Jika melihat format kandidat dengan partai pendukungnya saat ini, tentu mengingatkan peristiwa pilpres 2014. Hanya bedanya pada waktu itu hanya dua paslon (Prabowo vs Jokowi). Prabowo waktu itu, sama dengan sekarang, didukung koalisi gendut. Sementara Jokowi hanya didukung PDIP, PKB, Nasdem dan Hanura. Jokowi berhasil menang tipis saja, namun secara logika dan hitungan politik sangat tidak mungkin. Mungkinkah kini bisa terulang hal yang sama?

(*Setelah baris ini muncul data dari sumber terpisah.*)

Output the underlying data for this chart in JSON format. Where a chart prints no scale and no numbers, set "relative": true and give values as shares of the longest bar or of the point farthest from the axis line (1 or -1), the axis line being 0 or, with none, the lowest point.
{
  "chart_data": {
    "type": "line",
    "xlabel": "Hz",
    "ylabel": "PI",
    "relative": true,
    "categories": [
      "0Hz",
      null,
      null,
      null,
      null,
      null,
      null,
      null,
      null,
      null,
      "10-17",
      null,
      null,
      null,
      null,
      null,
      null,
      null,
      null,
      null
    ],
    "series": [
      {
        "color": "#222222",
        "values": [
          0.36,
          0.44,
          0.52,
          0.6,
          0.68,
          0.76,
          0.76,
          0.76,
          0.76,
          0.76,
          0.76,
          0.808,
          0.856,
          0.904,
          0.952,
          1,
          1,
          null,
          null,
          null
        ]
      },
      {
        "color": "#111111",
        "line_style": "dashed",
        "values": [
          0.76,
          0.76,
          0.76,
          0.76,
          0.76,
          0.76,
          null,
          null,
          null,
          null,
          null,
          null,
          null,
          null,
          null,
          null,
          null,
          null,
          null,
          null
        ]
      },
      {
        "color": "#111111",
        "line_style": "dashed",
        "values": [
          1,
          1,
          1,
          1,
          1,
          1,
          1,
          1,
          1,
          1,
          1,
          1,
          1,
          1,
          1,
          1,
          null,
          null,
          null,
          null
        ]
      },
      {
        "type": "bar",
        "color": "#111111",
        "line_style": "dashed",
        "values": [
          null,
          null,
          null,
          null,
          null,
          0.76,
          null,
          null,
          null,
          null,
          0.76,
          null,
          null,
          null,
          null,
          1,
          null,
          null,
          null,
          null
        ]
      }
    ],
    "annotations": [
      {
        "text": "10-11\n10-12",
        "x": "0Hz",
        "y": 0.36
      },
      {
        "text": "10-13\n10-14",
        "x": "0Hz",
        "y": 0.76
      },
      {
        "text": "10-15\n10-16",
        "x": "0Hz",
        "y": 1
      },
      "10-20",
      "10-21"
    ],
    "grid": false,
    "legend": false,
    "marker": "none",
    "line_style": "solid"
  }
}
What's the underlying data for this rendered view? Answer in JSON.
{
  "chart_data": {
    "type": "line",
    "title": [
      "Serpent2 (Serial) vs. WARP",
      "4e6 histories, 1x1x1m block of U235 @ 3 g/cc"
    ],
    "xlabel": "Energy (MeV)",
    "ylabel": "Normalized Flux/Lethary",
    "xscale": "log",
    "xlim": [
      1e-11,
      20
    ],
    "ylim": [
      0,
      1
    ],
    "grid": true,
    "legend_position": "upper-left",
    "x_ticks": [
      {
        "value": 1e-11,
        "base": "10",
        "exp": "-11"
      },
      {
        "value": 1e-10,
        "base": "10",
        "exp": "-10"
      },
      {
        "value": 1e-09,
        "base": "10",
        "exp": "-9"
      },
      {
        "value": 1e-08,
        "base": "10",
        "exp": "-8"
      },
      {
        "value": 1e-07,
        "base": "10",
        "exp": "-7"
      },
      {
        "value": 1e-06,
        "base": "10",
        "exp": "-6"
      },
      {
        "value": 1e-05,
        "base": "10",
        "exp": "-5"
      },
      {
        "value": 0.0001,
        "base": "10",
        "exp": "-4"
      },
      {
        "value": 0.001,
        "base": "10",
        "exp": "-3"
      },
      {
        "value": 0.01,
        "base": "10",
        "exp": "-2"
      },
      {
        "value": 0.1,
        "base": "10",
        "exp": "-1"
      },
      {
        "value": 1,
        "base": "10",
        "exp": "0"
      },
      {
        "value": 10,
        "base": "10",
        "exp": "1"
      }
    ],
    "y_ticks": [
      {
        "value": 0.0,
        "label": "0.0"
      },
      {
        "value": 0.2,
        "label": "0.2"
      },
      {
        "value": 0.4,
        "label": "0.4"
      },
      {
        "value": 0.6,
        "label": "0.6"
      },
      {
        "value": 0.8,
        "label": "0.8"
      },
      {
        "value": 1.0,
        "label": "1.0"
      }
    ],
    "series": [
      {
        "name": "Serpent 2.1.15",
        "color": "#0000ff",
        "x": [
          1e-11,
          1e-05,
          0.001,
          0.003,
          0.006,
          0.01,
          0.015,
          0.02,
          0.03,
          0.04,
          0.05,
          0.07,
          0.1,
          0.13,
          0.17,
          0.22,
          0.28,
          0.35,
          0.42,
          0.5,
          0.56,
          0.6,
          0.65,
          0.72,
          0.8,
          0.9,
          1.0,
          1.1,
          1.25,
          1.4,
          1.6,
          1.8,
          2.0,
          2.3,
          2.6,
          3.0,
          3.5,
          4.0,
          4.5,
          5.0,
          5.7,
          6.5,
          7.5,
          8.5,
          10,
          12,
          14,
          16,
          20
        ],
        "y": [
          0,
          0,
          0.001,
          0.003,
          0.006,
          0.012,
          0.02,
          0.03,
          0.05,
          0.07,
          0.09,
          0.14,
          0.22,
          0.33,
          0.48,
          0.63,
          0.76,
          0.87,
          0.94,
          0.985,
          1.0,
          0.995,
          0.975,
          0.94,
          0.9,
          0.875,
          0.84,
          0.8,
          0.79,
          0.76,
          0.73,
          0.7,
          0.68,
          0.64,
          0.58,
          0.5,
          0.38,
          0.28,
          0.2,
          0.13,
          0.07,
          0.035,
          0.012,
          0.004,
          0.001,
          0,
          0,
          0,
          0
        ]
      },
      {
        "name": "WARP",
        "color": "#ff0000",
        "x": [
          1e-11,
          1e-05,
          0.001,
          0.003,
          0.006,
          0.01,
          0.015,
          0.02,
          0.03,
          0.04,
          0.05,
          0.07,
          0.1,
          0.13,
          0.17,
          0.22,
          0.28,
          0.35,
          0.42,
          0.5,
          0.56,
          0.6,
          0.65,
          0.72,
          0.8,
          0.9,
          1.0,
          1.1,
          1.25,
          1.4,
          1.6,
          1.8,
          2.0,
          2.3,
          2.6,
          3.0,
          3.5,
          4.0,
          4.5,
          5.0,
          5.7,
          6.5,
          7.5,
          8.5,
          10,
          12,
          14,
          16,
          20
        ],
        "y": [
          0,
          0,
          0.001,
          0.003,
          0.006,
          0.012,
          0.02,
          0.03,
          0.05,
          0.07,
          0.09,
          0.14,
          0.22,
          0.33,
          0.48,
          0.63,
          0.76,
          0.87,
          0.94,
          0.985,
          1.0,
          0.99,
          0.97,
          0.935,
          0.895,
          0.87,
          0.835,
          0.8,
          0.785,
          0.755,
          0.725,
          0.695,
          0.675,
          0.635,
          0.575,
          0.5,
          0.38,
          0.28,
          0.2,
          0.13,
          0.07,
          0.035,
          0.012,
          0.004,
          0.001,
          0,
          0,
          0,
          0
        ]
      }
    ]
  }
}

Jika dihitung atau diukur dari Raihan suara partai pendukung, tentu saja Jokowi kalah waktu itu. Terlebih Prabowo memiliki partai pendukung besar seperti Gerindra, Golkar, Demokrat (partai pemenang incumbent) dan PKS. Satu yang perlu diwaspadai kubu Prabowo saat ini adalah, mesin partai dari PDIP yang berjalan luar biasa maksimal serta dukungan relawan kandidat (Ganjar). Suara PDIP di Pileg 2019 berhasil naik signifikan dari sebelumnya (2014) sekitar 3,4 juta pemilih.

Hal itu diprediksi karena ada embel-embel Jokowi. Lalu lihat pemilu 1999 yang belum ada nama Jokowi, PDIP meraih jauh lebih banyak suara yakni 35.689.073 atau 33%. Tahun itu PDIP mendapat sentimen positif dari pemilih paska runtuhnya rezim Suharto. Tahun 2012, PDIP mendirikan dan menggelar sekolah partai bagi kadernya. Sejak saat itu pendidikan dilakukan reguler dengan konsep kerja ideologis. Seluruh kader wajib turun ke bawah, mendampingi rakyat, membangun harapan, mengorganisir serta berjuang bersama.

Hal itu tidak hanya dilakukan saat menjelang pemilu saja, melainkan setiap saat terutama ketika menerima pendidikan kader di sekolah partai. Anggota PDIP yang terdaftar memiliki KTA memang tidak banyak, sekitar 477.777 (data saat pendaftaran PDIP ke KPU 2022). Namun simpatisan baik yang ada di organisasi sayap maupun di masyarakat jauh lebih besar. Hampir sepuluh tahun pemerintahan Jokowi juga diapresiasi publik baik.

Tentu saja itu berimplikasi kepada PDIP yang dalam hasil survey selalu menempati urutan pertama. Ganjar-Mahfud dan Prabowo-Gibran sama-aama berbau Jokowi sama-sama berbau PDIP (di mana Gibran masih belum menyatakan keluar PDIP). Kini kedua paslon akan beradu program dan kuat-kuatan figur. Terutama antara relawan Gibran dengan relawan Ganjar yang keduanya mendapat asupan dari relawan Jokowi yang berpendar. Selamat berkompetisi, salam demokrasi.